Between Mountain and Sea: Poems from Assynt

Norman MacCaig

Polygon: £9.99

Review by Alan Taylor

When Hugh MacDiarmid died in 1978 it was left to his best friend and sparring partner, Norman MacCaig, to find the right words to describe him. It was as if MacDiarmid was “a torchlight procession of one,” said MacCaig, “lighting up the streets of my mind and some of the nasty little things that were burrowing into the corners.” It is hard to think of two men, and two poets, who were less alike than these modern makars. Physically, politically, characteristically and, most importantly, poetically, they differed in almost every respect. While MacDiarmid famously saw his job as never to lay a tit’s egg, but “to erupt like a volcano, emitting not only flame but a lot of rubbish”, MacCaig, his exact contemporary, strove to produce one perfect, exquisite egg after another.

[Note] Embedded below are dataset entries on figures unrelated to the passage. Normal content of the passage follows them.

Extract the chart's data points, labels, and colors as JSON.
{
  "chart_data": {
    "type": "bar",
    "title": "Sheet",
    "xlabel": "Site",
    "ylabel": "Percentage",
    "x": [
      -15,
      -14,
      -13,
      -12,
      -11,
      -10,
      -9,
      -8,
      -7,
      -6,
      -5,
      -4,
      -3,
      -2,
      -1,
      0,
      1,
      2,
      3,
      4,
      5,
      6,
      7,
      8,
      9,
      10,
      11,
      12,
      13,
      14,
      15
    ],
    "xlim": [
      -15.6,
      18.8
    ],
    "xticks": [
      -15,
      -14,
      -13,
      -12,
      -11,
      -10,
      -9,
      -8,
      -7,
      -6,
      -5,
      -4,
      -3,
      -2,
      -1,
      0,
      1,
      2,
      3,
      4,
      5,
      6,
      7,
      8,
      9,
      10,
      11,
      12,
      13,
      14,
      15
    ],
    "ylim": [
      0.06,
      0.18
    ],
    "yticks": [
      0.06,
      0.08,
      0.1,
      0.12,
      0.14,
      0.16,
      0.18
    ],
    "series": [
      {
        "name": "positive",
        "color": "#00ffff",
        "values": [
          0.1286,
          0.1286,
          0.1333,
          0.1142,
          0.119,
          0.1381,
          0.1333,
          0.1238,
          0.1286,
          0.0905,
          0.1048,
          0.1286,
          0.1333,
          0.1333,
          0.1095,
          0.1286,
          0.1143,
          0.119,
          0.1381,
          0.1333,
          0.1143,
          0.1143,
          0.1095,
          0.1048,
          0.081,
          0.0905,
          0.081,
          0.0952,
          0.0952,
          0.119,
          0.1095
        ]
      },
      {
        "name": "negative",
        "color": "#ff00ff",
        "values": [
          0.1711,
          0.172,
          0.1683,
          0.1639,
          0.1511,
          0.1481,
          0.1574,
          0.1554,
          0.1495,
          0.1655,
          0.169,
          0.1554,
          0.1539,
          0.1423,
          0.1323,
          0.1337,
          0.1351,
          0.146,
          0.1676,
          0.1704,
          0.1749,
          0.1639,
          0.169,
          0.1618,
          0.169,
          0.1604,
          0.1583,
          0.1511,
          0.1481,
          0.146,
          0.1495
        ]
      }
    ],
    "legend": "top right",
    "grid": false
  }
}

This latest collection of MacCaig’s work concentrates on poems written about his beloved Assynt to where, freed from his duties as an Edinburgh primary school teacher, he would decamp annually with his family for an extended holiday. In an informative foreword to Between Mountain and Sea his son Ewen recalls how they went first to Assynt in 1947. Getting to know the place and its people, he notes, took time. “The landscapes were not explored by my father as a Wordsworthian rambler. He was an enthusiastic and bloodthirsty fisherman and, although he loved walking through the Assynt landscape, it was the fishing that got him out of his chair.”

Initially, they stayed in Achmelvich where the sea “goes flick-flack or the light does”. After a number of years, however, they made Inverkirkaig, near Lochinver, their base. As a child MacCaig had spent holidays with relatives in Scalpay, Harris, and when he grew older he cycled and camped all over the highlands and islands. Assynt reminded him of Scalpay. “He was, in a sense, seeking his roots,” writes Ewen. “Scalpay itself would have been unthinkable by this time – too minister-ridden, too teetotal and even further away from Edinburgh.”

MacCaig’s poetry is notable first for its clarity. Unlike MacDiarmid, for instance, he never uses words that would send you scurrying for a dictionary. Nor would he ever have used Latin or Greek or Russian tags as MacDiarmid was wont to do. MacCaig hated pretension and posturing, preferring instead to write short, sharp and apparently simple poems which require their readers to read them as they might a map. Once, on a holiday in MacCaig country, I read ‘Inverkirkaig Bay’ as I looked over it and marvelled at how the poem had pictured it perfectly in a single stanza:

“Colour is comment of the cheating eye./

This bay, these islands walk themselves away/

(When I have put my lust of looking by/

And sink unnoticed into my natural gray)

To an odd world where senses never pry.”

This is typical MacCaig, observing and recording while projecting on to what lies before him a deeper, more challenging thought. Where, what, is this “odd world where senses never pry”? The terrain he ranged over was at once underpopulated yet rich in history. Formerly thriving parishes had dwindled and by the 1950s were barely sustainable. Like Robert Frost, MacCaig revelled in rural routine, in harvests and hay-gathering, convivial gatherings and the herding of cows. Though he may have been a bloodthirsty fisherman his empathy for all creatures great and small is apparent on almost every page. He was no sentimentalist, however. Rather, he appreciated that animals, like people, found survival a constant struggle. Meanwhile, Suilven, his favourite hill, is his Amritsar, his Mecca, and a “three-inch-wide streamlet” as meaningful to him as the Amazon or the Volga.

“Who owns this landscape?” he asks in ‘A Man in Assynt’, which is about the nearest MacCaig gets to being overtly political. “Has owning anything to do with love?” Rory Watson in his introduction talks of his “wry love of the created world” and the fusion between the world of animals and the one that we inhabit. Both bemuse and amuse him and, in some cases, alarm him, such is their fragility. And he writes in praise of roads, boats, collies, thorn bushes, and, in 1977, the year before MacDiarmid’s demise, of his old Assynt friend Angus MacLeod, who “went through a company like a lamplighter”.